Using psychophysics to study outer experience places strict limits on the scope of experimental psychology. According to Wundt, psychology is the study of the elements of immediate conscious experience:

Psychological analysis leaves us with two such elements [of conscious experience], of specifically different character: with sensations, which as the ultimate and irreducible elements of ideas we may term the objective elements of the mental life, and with feelings, which accompany these objective elements as their subjective complements, and are referred not to external things but to the state of consciousness itself. In this sense, therefore, we call blue, yellow, warm, cold, etc., sensations; pleasantness, unpleasantness, excitement, depression, etc., feelings. (1874, p. 12)

Sensations and feelings are the atoms of conscious experience. They are combined by unconscious processes to form the molecules: sensations combine to form ideas; feelings combine to form complex feelings. Wundt’s experimental psychology was reductionist in that it focused on the smallest possible bits of conscious experience. It was also atomistic in that it thought that the elements maintained their identities in whatever context they appeared. (“As conscious contents, blue is and remains blue, and the idea of an object is always a thing ideated in the outside world, whether the external stimulus or the thing outside of us be really present or not” [1874, pp. 13–14].)

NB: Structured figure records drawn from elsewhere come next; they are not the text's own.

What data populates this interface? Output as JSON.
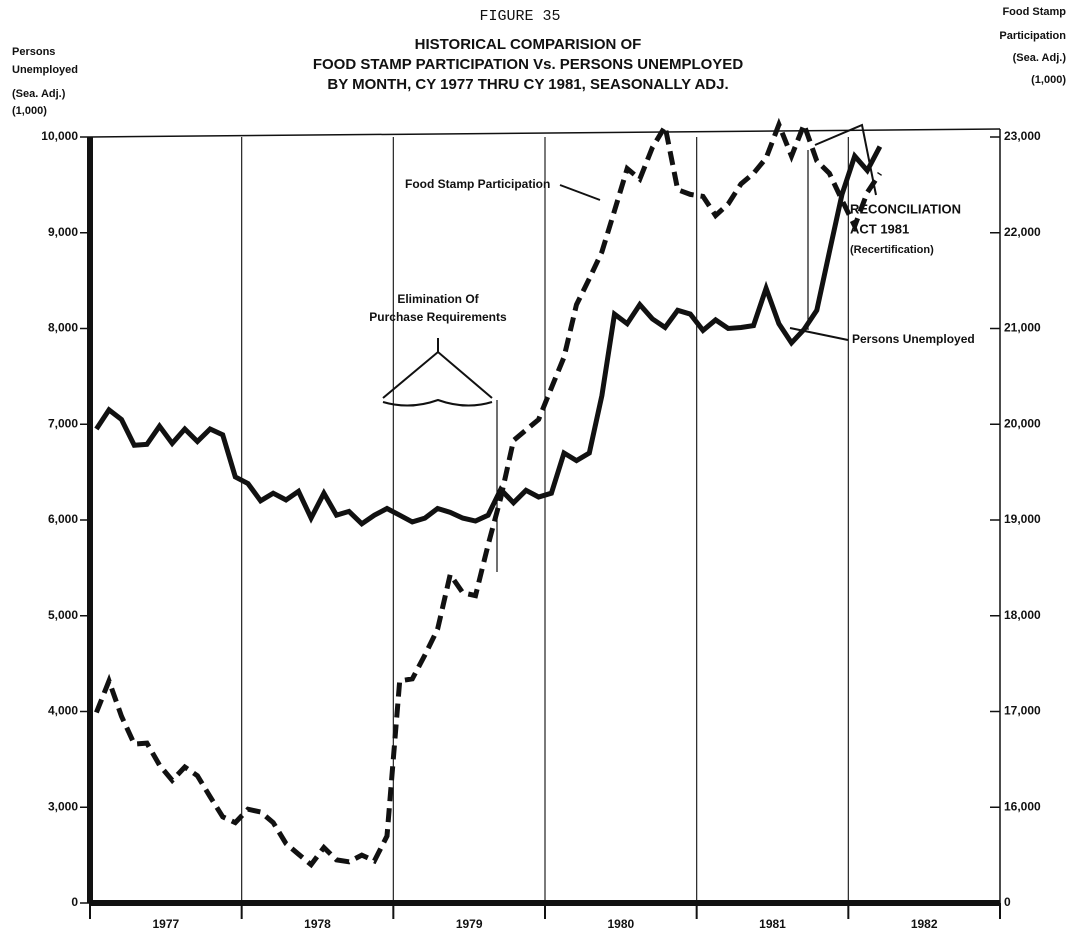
{
  "chart_data": {
    "type": "line",
    "figure_label": "FIGURE 35",
    "title": [
      "HISTORICAL COMPARISION OF",
      "FOOD STAMP PARTICIPATION Vs. PERSONS UNEMPLOYED",
      "BY MONTH, CY 1977 THRU CY 1981, SEASONALLY ADJ."
    ],
    "y_label": [
      "Persons",
      "Unemployed",
      "(Sea. Adj.)",
      "(1,000)"
    ],
    "y2_label": [
      "Food Stamp",
      "Participation",
      "(Sea. Adj.)",
      "(1,000)"
    ],
    "categories": [
      "1977",
      "1978",
      "1979",
      "1980",
      "1981",
      "1982"
    ],
    "xlim": [
      1977,
      1983
    ],
    "xticks": [
      1977,
      1978,
      1979,
      1980,
      1981,
      1982,
      1983
    ],
    "x": [
      1977.042,
      1977.125,
      1977.208,
      1977.292,
      1977.375,
      1977.458,
      1977.542,
      1977.625,
      1977.708,
      1977.792,
      1977.875,
      1977.958,
      1978.042,
      1978.125,
      1978.208,
      1978.292,
      1978.375,
      1978.458,
      1978.542,
      1978.625,
      1978.708,
      1978.792,
      1978.875,
      1978.958,
      1979.042,
      1979.125,
      1979.208,
      1979.292,
      1979.375,
      1979.458,
      1979.542,
      1979.625,
      1979.708,
      1979.792,
      1979.875,
      1979.958,
      1980.042,
      1980.125,
      1980.208,
      1980.292,
      1980.375,
      1980.458,
      1980.542,
      1980.625,
      1980.708,
      1980.792,
      1980.875,
      1980.958,
      1981.042,
      1981.125,
      1981.208,
      1981.292,
      1981.375,
      1981.458,
      1981.542,
      1981.625,
      1981.708,
      1981.792,
      1981.875,
      1981.958,
      1982.042,
      1982.125,
      1982.208
    ],
    "ylim": [
      0,
      10000
    ],
    "ybreak": [
      0,
      2000
    ],
    "yticks": [
      {
        "value": 0,
        "label": "0"
      },
      {
        "value": 3000,
        "label": "3,000"
      },
      {
        "value": 4000,
        "label": "4,000"
      },
      {
        "value": 5000,
        "label": "5,000"
      },
      {
        "value": 6000,
        "label": "6,000"
      },
      {
        "value": 7000,
        "label": "7,000"
      },
      {
        "value": 8000,
        "label": "8,000"
      },
      {
        "value": 9000,
        "label": "9,000"
      },
      {
        "value": 10000,
        "label": "10,000"
      }
    ],
    "y2lim": [
      0,
      23000
    ],
    "y2break": [
      0,
      15000
    ],
    "y2ticks": [
      {
        "value": 0,
        "label": "0"
      },
      {
        "value": 16000,
        "label": "16,000"
      },
      {
        "value": 17000,
        "label": "17,000"
      },
      {
        "value": 18000,
        "label": "18,000"
      },
      {
        "value": 19000,
        "label": "19,000"
      },
      {
        "value": 20000,
        "label": "20,000"
      },
      {
        "value": 21000,
        "label": "21,000"
      },
      {
        "value": 22000,
        "label": "22,000"
      },
      {
        "value": 23000,
        "label": "23,000"
      }
    ],
    "grid": true,
    "series": [
      {
        "name": "Persons Unemployed",
        "color": "#111111",
        "dash": "solid",
        "values": [
          6950,
          7150,
          7050,
          6780,
          6790,
          6980,
          6800,
          6950,
          6820,
          6950,
          6890,
          6450,
          6380,
          6200,
          6280,
          6210,
          6300,
          6020,
          6280,
          6050,
          6090,
          5960,
          6050,
          6120,
          6050,
          5980,
          6020,
          6120,
          6080,
          6020,
          5990,
          6050,
          6320,
          6180,
          6310,
          6240,
          6280,
          6700,
          6620,
          6700,
          7300,
          8150,
          8050,
          8250,
          8100,
          8010,
          8190,
          8150,
          7980,
          8090,
          8000,
          8010,
          8030,
          8420,
          8050,
          7850,
          7990,
          8190,
          8800,
          9400,
          9800,
          9650,
          9900
        ]
      },
      {
        "name": "Food Stamp Participation",
        "color": "#111111",
        "dash": "dashed",
        "axis": "y2",
        "values": [
          16990,
          17320,
          16950,
          16660,
          16670,
          16440,
          16280,
          16420,
          16330,
          16110,
          15900,
          15840,
          15980,
          15950,
          15840,
          15620,
          15510,
          15400,
          15580,
          15450,
          15430,
          15500,
          15440,
          15700,
          17320,
          17340,
          17590,
          17860,
          18430,
          18240,
          18210,
          18740,
          19230,
          19830,
          19940,
          20050,
          20380,
          20700,
          21250,
          21520,
          21800,
          22230,
          22670,
          22560,
          22890,
          23110,
          22450,
          22400,
          22380,
          22180,
          22300,
          22510,
          22620,
          22780,
          23130,
          22800,
          23130,
          22750,
          22620,
          22340,
          22070,
          22420,
          22620
        ]
      }
    ],
    "annotations": [
      [
        "Elimination Of",
        "Purchase Requirements"
      ],
      [
        "RECONCILIATION",
        "ACT 1981",
        "(Recertification)"
      ]
    ]
  }
}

Wundt’s pioneering scientific psychology was, thus, a reductionist, atomistic science of outer experience. It was a successful science, and Wundt was very influential. He published more than 60,000 pages during his lifetime, and educated thousands of students in his methods (Fancher 1995). One of these students was William James, the “founding father” of American psychology. James later became an opponent of Wundt’s methods, which he mocked as “brass instrument psychology.” Another was E. B. Titchener, a proponent of Wundt’s methods who founded the psychology department at Cornell. In his 1898 textbook Titchener claimed to have identified more than 30,000 elementary visual sensations (1898b, p. 40). Most importantly for current purposes, Wundt’s was the scientific psychology that was in place when Husserl began his work as a phenomenologist. Husserl criticized Wundt specifically in establishing his phenomenological methods. Moreover, the psychological theories of the first half of the twentieth century that we will discuss later in the book defined themselves explicitly in opposition to Wundt’s views. The Gestalt psychologists, who were profoundly influential on Merleau-Ponty and on Gibson, rejected Wundt’s atomism (see Chapter 5). The functionalists and pragmatists, who were profoundly influential on Gibson, also rejected Wundt’s narrow focus on conscious experience (see Chapter 10).